I suspect that if there is a niche, something will evolve to fill it. The question is why is extreme toughness at a cellular level the right way for a larger animal? The square-cube law means that the larger an animal is, the more easily it can maintain its body above freezing point all winter.
If we look at the Arctic, there is a frog which survives freezing solid every winter. It hasn't evolved extreme heat or vacuum tolerance because it doesn't need them. It is also an outlier. The approach used by most Arctic critters is good thermal insulation. Many hibernate to a greater or lesser extent. They reduce their metabolic rate and body temperature so they can survive winter on little or no food without freezing.
This approach works (for birds!) even in the harsher Antarctic. The Emperor penguin is perhaps the ultimate example. It goes somewhere so cold abd barren that there are no predators in order to breed safely, surviving purely on insulation and body fat.
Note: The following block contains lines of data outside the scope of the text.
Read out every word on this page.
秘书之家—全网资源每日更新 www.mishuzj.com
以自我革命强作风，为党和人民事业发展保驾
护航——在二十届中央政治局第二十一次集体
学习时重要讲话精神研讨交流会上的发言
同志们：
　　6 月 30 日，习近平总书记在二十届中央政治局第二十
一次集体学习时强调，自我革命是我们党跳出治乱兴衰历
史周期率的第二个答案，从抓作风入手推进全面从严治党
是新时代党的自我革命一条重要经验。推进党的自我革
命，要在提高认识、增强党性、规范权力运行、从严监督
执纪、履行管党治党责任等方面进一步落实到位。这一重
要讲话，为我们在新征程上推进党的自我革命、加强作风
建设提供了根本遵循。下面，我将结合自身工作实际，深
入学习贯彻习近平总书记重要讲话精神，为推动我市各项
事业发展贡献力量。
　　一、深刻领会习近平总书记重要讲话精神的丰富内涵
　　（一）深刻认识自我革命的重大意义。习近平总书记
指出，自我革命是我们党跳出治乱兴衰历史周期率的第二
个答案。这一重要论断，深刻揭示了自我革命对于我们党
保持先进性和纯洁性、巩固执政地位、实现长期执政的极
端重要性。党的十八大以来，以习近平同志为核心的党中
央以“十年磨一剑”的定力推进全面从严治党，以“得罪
If Earth's seasonal variations were even greater or longer I suspect there would be larger animals managing to survive freezing solid for lack of any alternative evolutionary adaptation. The frog is cold-blooded so this is the only avenue open to it to survive in the Arctic niche. For warm blooded creatures, it is easier to evolve insulation, fat reserves, and hibernation.
Earth does not have vacuum or high radiation areas so any ability to survive these is an evolutionary accident, rather than something selected for. There are geese that fly at altitudes where airliners cruise and humans would pass out, but there is no evolutionary reason for them to go any higher.